(Image: Jim Champion. The Wilverley Oak is also known as the “Naked Man”)
The Geograph website has long had a habit of turning up myriad oddities, natural and man-made, across the cities, towns and countryside of the British Isles. And here’s another one: the Wilverley Oak, curiously marked on the Ordnance Survey Map as the “Naked Man (site of)”… But what, you may wonder, could it be?
The location, in Hampshire’s picturesque New Forest, features the fenced-off stump of an oak tree adorned with a crown of ivy, its base pleasantly overgrown with ferns.
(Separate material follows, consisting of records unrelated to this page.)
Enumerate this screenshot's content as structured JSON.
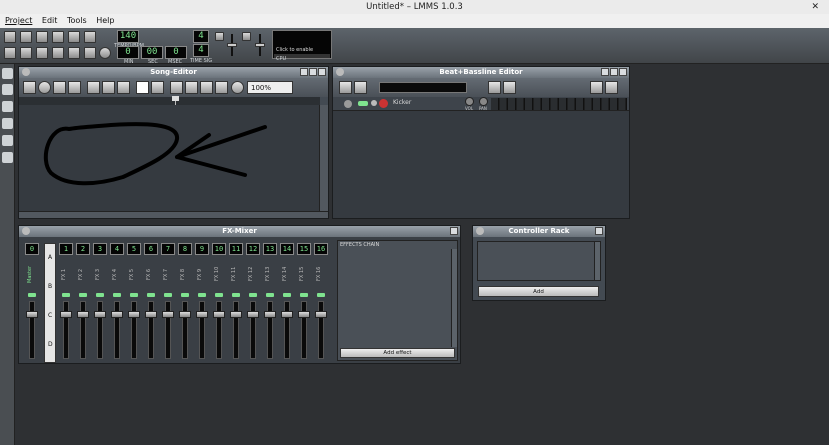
{
  "window": {
    "title": "Untitled* – LMMS 1.0.3",
    "close": "✕"
  },
  "menu": [
    "Project",
    "Edit",
    "Tools",
    "Help"
  ],
  "toolbar": {
    "tempo": "140",
    "tempo_label": "TEMPO/BPM",
    "time_min": "0",
    "time_sec": "00",
    "time_msec": "0",
    "min_label": "MIN",
    "sec_label": "SEC",
    "msec_label": "MSEC",
    "sig_num": "4",
    "sig_den": "4",
    "sig_label": "TIME SIG",
    "cpu_text": "Click to enable",
    "cpu_label": "CPU"
  },
  "song_editor": {
    "title": "Song-Editor",
    "zoom": "100%"
  },
  "bb_editor": {
    "title": "Beat+Bassline Editor",
    "track": "Kicker",
    "vol_label": "VOL",
    "pan_label": "PAN"
  },
  "fx_mixer": {
    "title": "FX-Mixer",
    "master_num": "0",
    "master_label": "Master",
    "channels": [
      {
        "num": "1",
        "label": "FX 1"
      },
      {
        "num": "2",
        "label": "FX 2"
      },
      {
        "num": "3",
        "label": "FX 3"
      },
      {
        "num": "4",
        "label": "FX 4"
      },
      {
        "num": "5",
        "label": "FX 5"
      },
      {
        "num": "6",
        "label": "FX 6"
      },
      {
        "num": "7",
        "label": "FX 7"
      },
      {
        "num": "8",
        "label": "FX 8"
      },
      {
        "num": "9",
        "label": "FX 9"
      },
      {
        "num": "10",
        "label": "FX 10"
      },
      {
        "num": "11",
        "label": "FX 11"
      },
      {
        "num": "12",
        "label": "FX 12"
      },
      {
        "num": "13",
        "label": "FX 13"
      },
      {
        "num": "14",
        "label": "FX 14"
      },
      {
        "num": "15",
        "label": "FX 15"
      },
      {
        "num": "16",
        "label": "FX 16"
      }
    ],
    "banks": [
      "A",
      "B",
      "C",
      "D"
    ],
    "effects_chain": "EFFECTS CHAIN",
    "add_effect": "Add effect"
  },
  "controller_rack": {
    "title": "Controller Rack",
    "add": "Add"
  }
}
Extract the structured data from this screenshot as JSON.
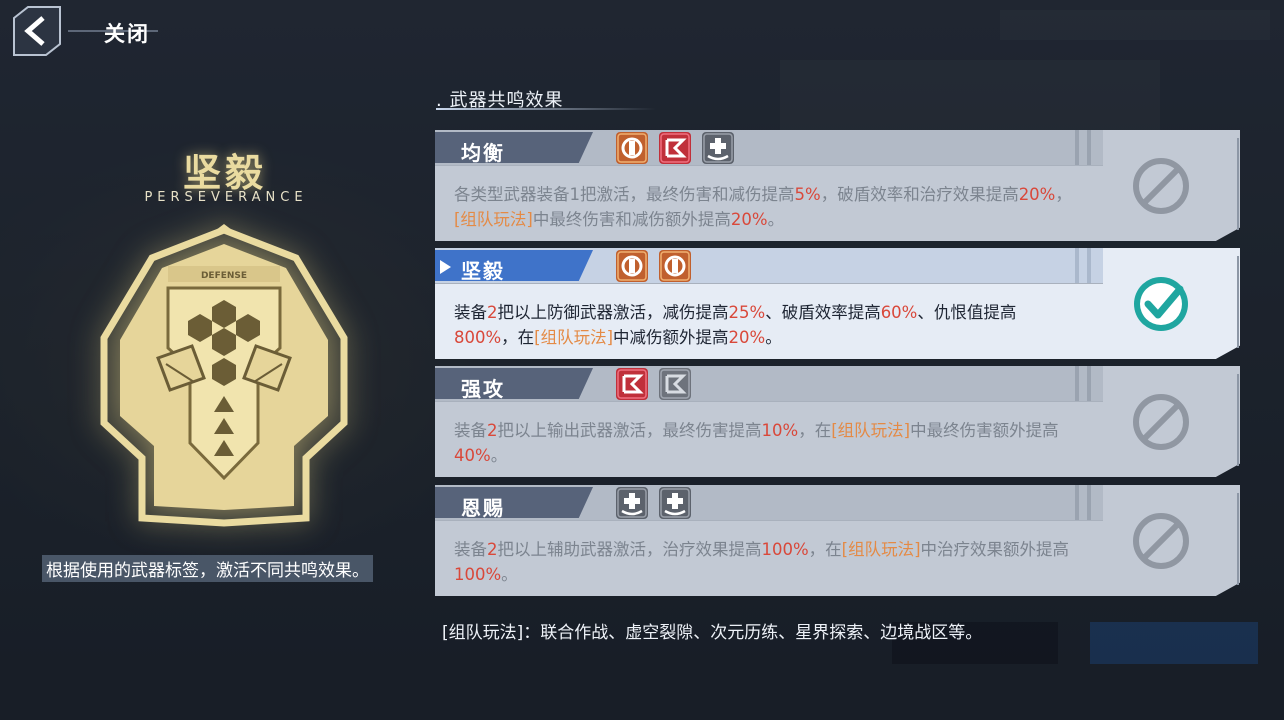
{
  "nav": {
    "close_label": "关闭"
  },
  "emblem": {
    "title": "坚毅",
    "subtitle": "PERSEVERANCE",
    "badge_text": "DEFENSE",
    "description": "根据使用的武器标签，激活不同共鸣效果。",
    "color": "#eadba0"
  },
  "section": {
    "title": "武器共鸣效果",
    "bullet": "."
  },
  "cards": [
    {
      "name": "均衡",
      "active": false,
      "icons": [
        "defense-weapon-icon",
        "attack-weapon-icon",
        "support-weapon-icon"
      ],
      "description_parts": [
        {
          "t": "各类型武器装备1把激活，最终伤害和减伤提高"
        },
        {
          "t": "5%",
          "c": "red"
        },
        {
          "t": "，破盾效率和治疗效果提高"
        },
        {
          "t": "20%",
          "c": "red"
        },
        {
          "t": "，"
        },
        {
          "t": "[组队玩法]",
          "c": "orange"
        },
        {
          "t": "中最终伤害和减伤额外提高"
        },
        {
          "t": "20%",
          "c": "red"
        },
        {
          "t": "。"
        }
      ],
      "status": "inactive"
    },
    {
      "name": "坚毅",
      "active": true,
      "icons": [
        "defense-weapon-icon",
        "defense-weapon-icon"
      ],
      "description_parts": [
        {
          "t": "装备"
        },
        {
          "t": "2",
          "c": "red"
        },
        {
          "t": "把以上防御武器激活，减伤提高"
        },
        {
          "t": "25%",
          "c": "red"
        },
        {
          "t": "、破盾效率提高"
        },
        {
          "t": "60%",
          "c": "red"
        },
        {
          "t": "、仇恨值提高"
        },
        {
          "t": "800%",
          "c": "red"
        },
        {
          "t": "，在"
        },
        {
          "t": "[组队玩法]",
          "c": "orange"
        },
        {
          "t": "中减伤额外提高"
        },
        {
          "t": "20%",
          "c": "red"
        },
        {
          "t": "。"
        }
      ],
      "status": "active"
    },
    {
      "name": "强攻",
      "active": false,
      "icons": [
        "attack-weapon-icon",
        "attack-weapon-icon-grey"
      ],
      "description_parts": [
        {
          "t": "装备"
        },
        {
          "t": "2",
          "c": "red"
        },
        {
          "t": "把以上输出武器激活，最终伤害提高"
        },
        {
          "t": "10%",
          "c": "red"
        },
        {
          "t": "，在"
        },
        {
          "t": "[组队玩法]",
          "c": "orange"
        },
        {
          "t": "中最终伤害额外提高"
        },
        {
          "t": "40%",
          "c": "red"
        },
        {
          "t": "。"
        }
      ],
      "status": "inactive"
    },
    {
      "name": "恩赐",
      "active": false,
      "icons": [
        "support-weapon-icon",
        "support-weapon-icon"
      ],
      "description_parts": [
        {
          "t": "装备"
        },
        {
          "t": "2",
          "c": "red"
        },
        {
          "t": "把以上辅助武器激活，治疗效果提高"
        },
        {
          "t": "100%",
          "c": "red"
        },
        {
          "t": "，在"
        },
        {
          "t": "[组队玩法]",
          "c": "orange"
        },
        {
          "t": "中治疗效果额外提高"
        },
        {
          "t": "100%",
          "c": "red"
        },
        {
          "t": "。"
        }
      ],
      "status": "inactive"
    }
  ],
  "footnote": "[组队玩法]：联合作战、虚空裂隙、次元历练、星界探索、边境战区等。",
  "colors": {
    "highlight_red": "#d9483a",
    "highlight_orange": "#e48a45",
    "active_tab": "#3f73c9",
    "check_teal": "#1fa6a0"
  }
}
A discrete plaque on the wooden fence confirms it to be the same “Naked Man” shown on the OS Map.
Jim Champion, who photographed the tree, wrote on Geograph: “Beneath the crown of ivy is the weathered stump of an oak tree which is supposed to have been used as a gallows for at least one convicted highwayman. Originally called the “Wilverley Oak”, it stood by the side of the now-disused Burley to Lymington road not far from Wilverley Post (the intersection with the main Lyndhurst-Christchurch road).”
Champion added: “There are various stories that tell how the stump ended up being called the “Naked Man”, for example: one man waiting to be hung was supposed to have been struck by lightning which removed all his clothes. A more likely explanation is that the shattered trunk and two outstretched branches of the tree resembled a man.”
(Image: Google Maps. The Naked Man from above, location here)
Exactly what the origins of the “Naked Man” label are remain uncertain. But its use as a gallows is backed up by the New Forest website, which states: “Not far from Wilverley is the Naked Man, once called the Wilverley Oak in 1759. This is where highwaymen and smugglers were hung from. Little remains today, although the oak stump is fenced off making the tree easier to find.”
Nowadays the area is far less sinister. Those paying the old gallows tree a visit are more likely enjoying a pleasant walk amid grazing ponies than awaiting the hangman’s noose. This corner of the New Forest, including the ‘Wilverley Inclosure’, is steeped in history that spans the centuries, including its more recent role providing much needed arable farmland during the dark days of World War Two.